Activities

  • degree of difficulty: easy easy, medium medium, hard hard, very hard very hard
  • requires math (requires math)
  • requires coding (requires coding)
  • data collection (data collection)
  • my favorites (my favorite)
  1. [medium, my favorite] Algorithmic confounding was a problem with Google Flu Trends. Read the paper by Lazer et al. (2014), and write a short, clear email to an engineer at Google explaining the problem and offering an idea of how to fix it.

  2. [medium] Bollen, Mao, and Zeng (2011) claims that data from Twitter can be used to predict the stock market. This finding led to the creation of a hedge fund—Derwent Capital Markets—to invest in the stock market based on data collected from Twitter (Jordan 2010). What evidence would you want to see before putting your money in that fund?

  3. [easy] While some public health advocates consider e-cigarettes an effective aid for smoking cessation, others warn about the potential risks, such as the high levels of nicotine. Imagine that a researcher decides to study public opinion toward e-cigarettes by collecting e-cigarettes-related Twitter posts and conducting sentiment analysis.

    1. What are the three possible biases that you are most worried about in this study?
    2. Clark et al. (2016) ran just such a study.
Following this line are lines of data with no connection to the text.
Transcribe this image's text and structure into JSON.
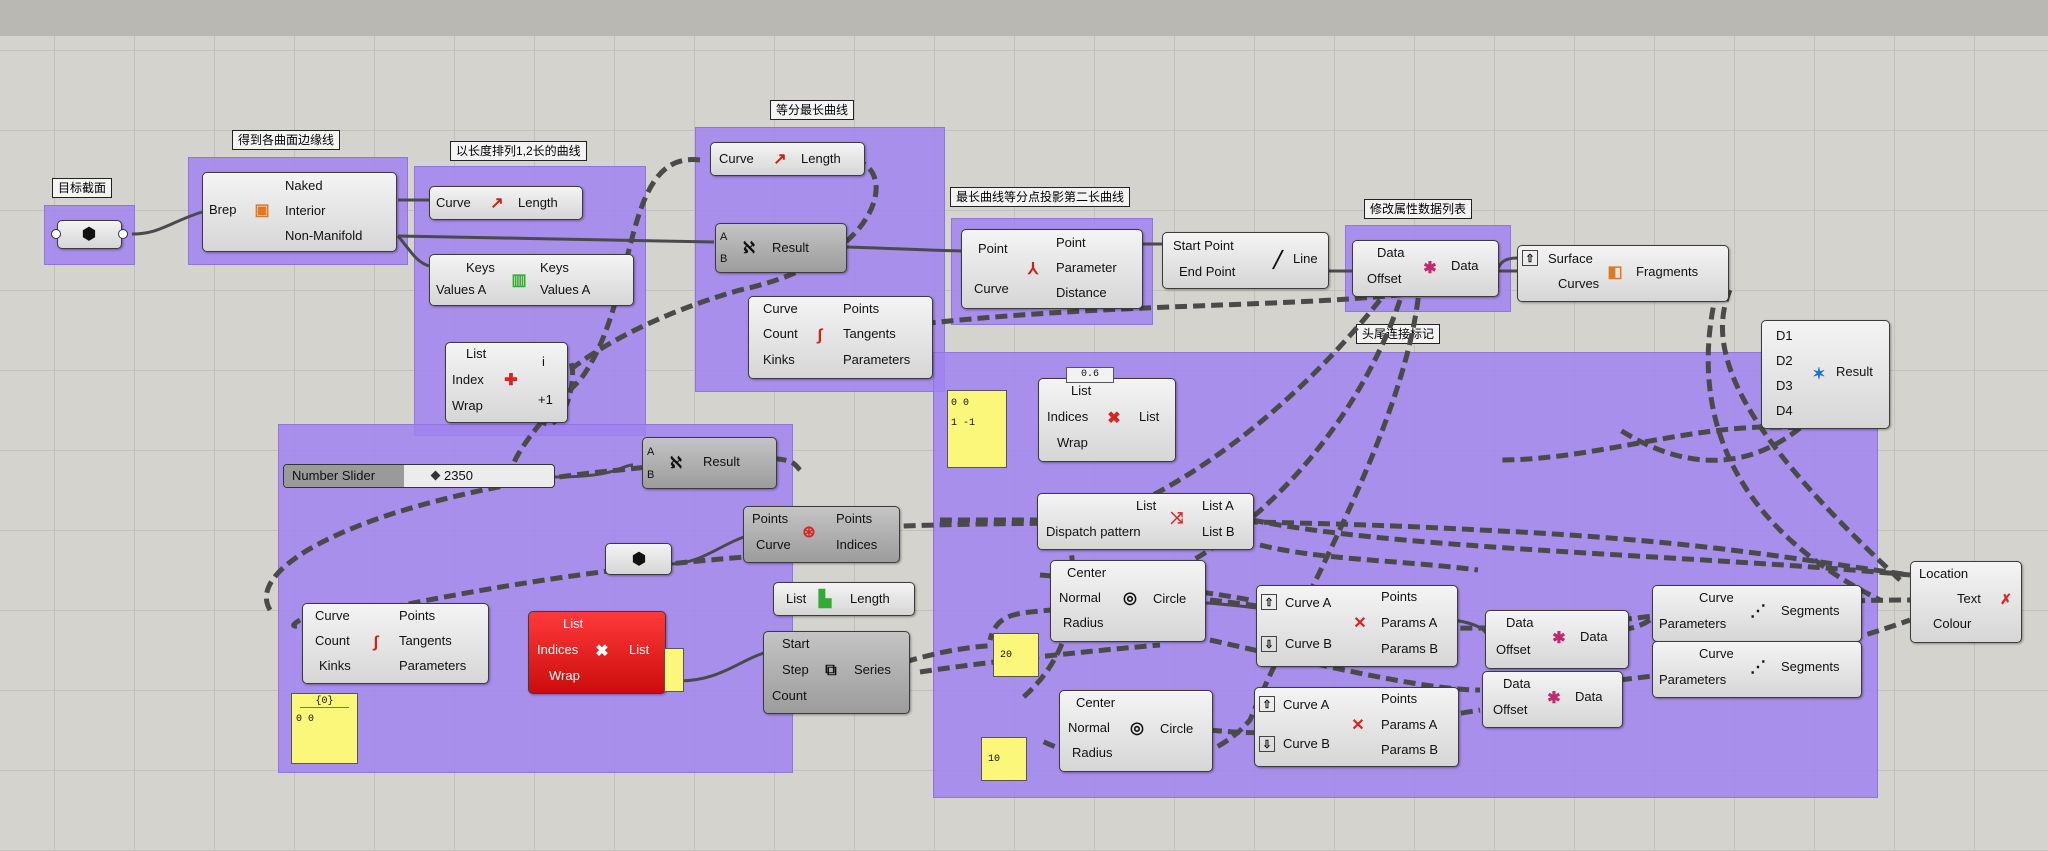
{
  "groups": {
    "g1": "目标截面",
    "g2": "得到各曲面边缘线",
    "g3": "以长度排列1,2长的曲线",
    "g4": "等分最长曲线",
    "g5": "最长曲线等分点投影第二长曲线",
    "g6": "修改属性数据列表",
    "g7": "头尾连接标记"
  },
  "nodes": {
    "brep": {
      "in": [
        "Brep"
      ],
      "out": [
        "Naked",
        "Interior",
        "Non-Manifold"
      ]
    },
    "length1": {
      "in": [
        "Curve"
      ],
      "out": [
        "Length"
      ]
    },
    "sort": {
      "in": [
        "Keys",
        "Values A"
      ],
      "out": [
        "Keys",
        "Values A"
      ]
    },
    "listitem": {
      "in": [
        "List",
        "Index",
        "Wrap"
      ],
      "out": [
        "i",
        "+1"
      ]
    },
    "length2": {
      "in": [
        "Curve"
      ],
      "out": [
        "Length"
      ]
    },
    "eq1": {
      "in": [
        "A",
        "B"
      ],
      "out": [
        "Result"
      ]
    },
    "divide1": {
      "in": [
        "Curve",
        "Count",
        "Kinks"
      ],
      "out": [
        "Points",
        "Tangents",
        "Parameters"
      ]
    },
    "eq2": {
      "in": [
        "A",
        "B"
      ],
      "out": [
        "Result"
      ]
    },
    "cp": {
      "in": [
        "Point",
        "Curve"
      ],
      "out": [
        "Point",
        "Parameter",
        "Distance"
      ]
    },
    "line": {
      "in": [
        "Start Point",
        "End Point"
      ],
      "out": [
        "Line"
      ]
    },
    "shift1": {
      "in": [
        "Data",
        "Offset"
      ],
      "out": [
        "Data"
      ]
    },
    "split": {
      "in": [
        "Surface",
        "Curves"
      ],
      "out": [
        "Fragments"
      ]
    },
    "merge": {
      "in": [
        "D1",
        "D2",
        "D3",
        "D4"
      ],
      "out": [
        "Result"
      ]
    },
    "cull": {
      "in": [
        "List",
        "Indices",
        "Wrap"
      ],
      "out": [
        "List"
      ]
    },
    "dispatch": {
      "in": [
        "List",
        "Dispatch pattern"
      ],
      "out": [
        "List A",
        "List B"
      ]
    },
    "circle1": {
      "in": [
        "Center",
        "Normal",
        "Radius"
      ],
      "out": [
        "Circle"
      ]
    },
    "ccx1": {
      "in": [
        "Curve A",
        "Curve B"
      ],
      "out": [
        "Points",
        "Params A",
        "Params B"
      ]
    },
    "shift2": {
      "in": [
        "Data",
        "Offset"
      ],
      "out": [
        "Data"
      ]
    },
    "shatter1": {
      "in": [
        "Curve",
        "Parameters"
      ],
      "out": [
        "Segments"
      ]
    },
    "shatter2": {
      "in": [
        "Curve",
        "Parameters"
      ],
      "out": [
        "Segments"
      ]
    },
    "tag": {
      "in": [
        "Location",
        "Text",
        "Colour"
      ],
      "out": []
    },
    "sortpts": {
      "in": [
        "Points",
        "Curve"
      ],
      "out": [
        "Points",
        "Indices"
      ]
    },
    "listlen": {
      "in": [
        "List"
      ],
      "out": [
        "Length"
      ]
    },
    "divide2": {
      "in": [
        "Curve",
        "Count",
        "Kinks"
      ],
      "out": [
        "Points",
        "Tangents",
        "Parameters"
      ]
    },
    "cullred": {
      "in": [
        "List",
        "Indices",
        "Wrap"
      ],
      "out": [
        "List"
      ]
    },
    "series": {
      "in": [
        "Start",
        "Step",
        "Count"
      ],
      "out": [
        "Series"
      ]
    },
    "circle2": {
      "in": [
        "Center",
        "Normal",
        "Radius"
      ],
      "out": [
        "Circle"
      ]
    },
    "ccx2": {
      "in": [
        "Curve A",
        "Curve B"
      ],
      "out": [
        "Points",
        "Params A",
        "Params B"
      ]
    },
    "shift3": {
      "in": [
        "Data",
        "Offset"
      ],
      "out": [
        "Data"
      ]
    }
  },
  "slider": {
    "label": "Number Slider",
    "value": "2350"
  },
  "panels": {
    "p1": "0 0\n1 -1",
    "p2": "0.6",
    "p3": "20",
    "p4": "10",
    "p5_head": "{0}",
    "p5_body": "0 0"
  },
  "colors": {
    "group": "#a082f0",
    "canvas": "#d4d3cd",
    "wire": "#4a4a4a",
    "red_node": "#e01818",
    "panel": "#fbf77a"
  },
  "icons": {
    "brep": "box-icon",
    "length": "curve-length-icon",
    "sort": "sort-list-icon",
    "listitem": "list-item-icon",
    "equality": "equality-icon",
    "divide": "divide-curve-icon",
    "cp": "curve-closest-point-icon",
    "line": "line-icon",
    "shift": "shift-list-icon",
    "split": "split-surface-icon",
    "merge": "merge-icon",
    "cull": "cull-index-icon",
    "dispatch": "dispatch-icon",
    "circle": "circle-icon",
    "ccx": "curve-intersect-icon",
    "shatter": "shatter-icon",
    "tag": "text-tag-icon",
    "sortpts": "sort-points-icon",
    "listlen": "list-length-icon",
    "series": "series-icon"
  }
}
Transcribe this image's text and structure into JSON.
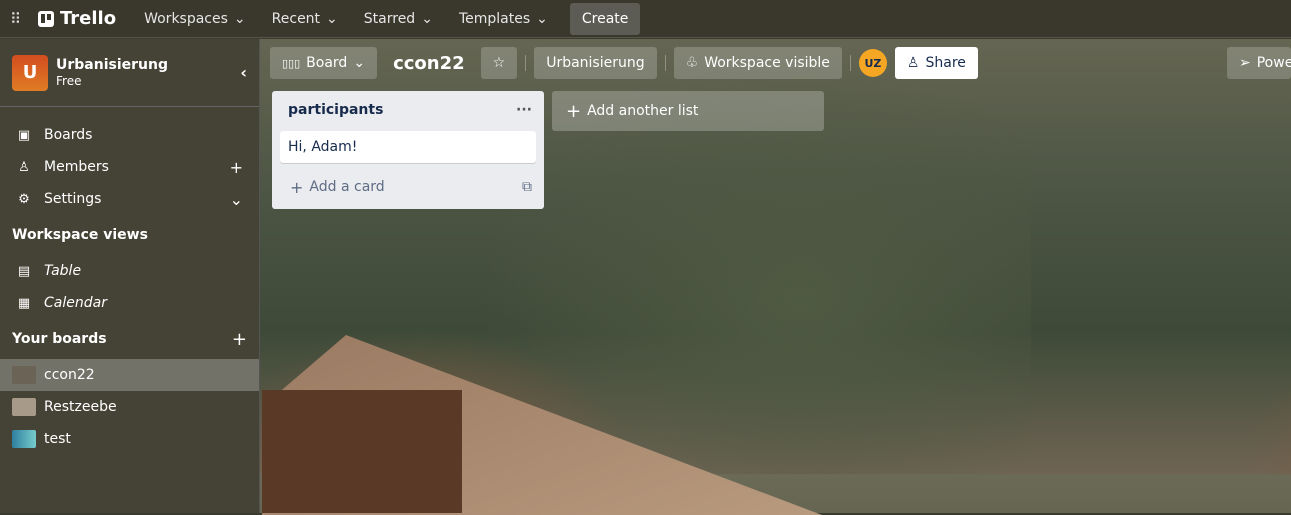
{
  "topbar": {
    "brand": "Trello",
    "nav": [
      "Workspaces",
      "Recent",
      "Starred",
      "Templates"
    ],
    "create": "Create"
  },
  "sidebar": {
    "workspace_initial": "U",
    "workspace_name": "Urbanisierung",
    "plan": "Free",
    "items": [
      {
        "label": "Boards",
        "icon": "board-icon"
      },
      {
        "label": "Members",
        "icon": "person-icon"
      },
      {
        "label": "Settings",
        "icon": "gear-icon"
      }
    ],
    "views_heading": "Workspace views",
    "views": [
      {
        "label": "Table",
        "icon": "table-icon"
      },
      {
        "label": "Calendar",
        "icon": "calendar-icon"
      }
    ],
    "boards_heading": "Your boards",
    "boards": [
      {
        "label": "ccon22",
        "color": "#6b6356"
      },
      {
        "label": "Restzeebe",
        "color": "#a89a88"
      },
      {
        "label": "test",
        "color": "#2f7fa0"
      }
    ]
  },
  "header": {
    "view": "Board",
    "title": "ccon22",
    "workspace": "Urbanisierung",
    "visibility": "Workspace visible",
    "avatar": "UZ",
    "share": "Share",
    "powerups": "Power-Ups"
  },
  "list": {
    "title": "participants",
    "cards": [
      "Hi, Adam!"
    ],
    "add_card": "Add a card"
  },
  "add_list": "Add another list"
}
First, they collected 850,000 tweets that used e-cigarette-related keywords from January 2012 through December 2014. Upon closer inspection, they realized that many of these tweets were automated (i.e., not produced by humans) and many of these automated tweets were essentially commercials. They developed a human detection algorithm to separate automated tweets from organic tweets. Using this human detect algorithm they found that 80% of tweets were automated. Does this finding change your answer to part (a)?
    3. When they compared the sentiment in organic and automated tweets, they found that the automated tweets were more positive than organic tweets (6.17 versus 5.84). Does this finding change your answer to (b)?
  4. [easy] In November 2009, Twitter changed the question in the tweet box from “What are you doing?” to “What’s happening?” (https://blog.twitter.com/2009/whats-happening).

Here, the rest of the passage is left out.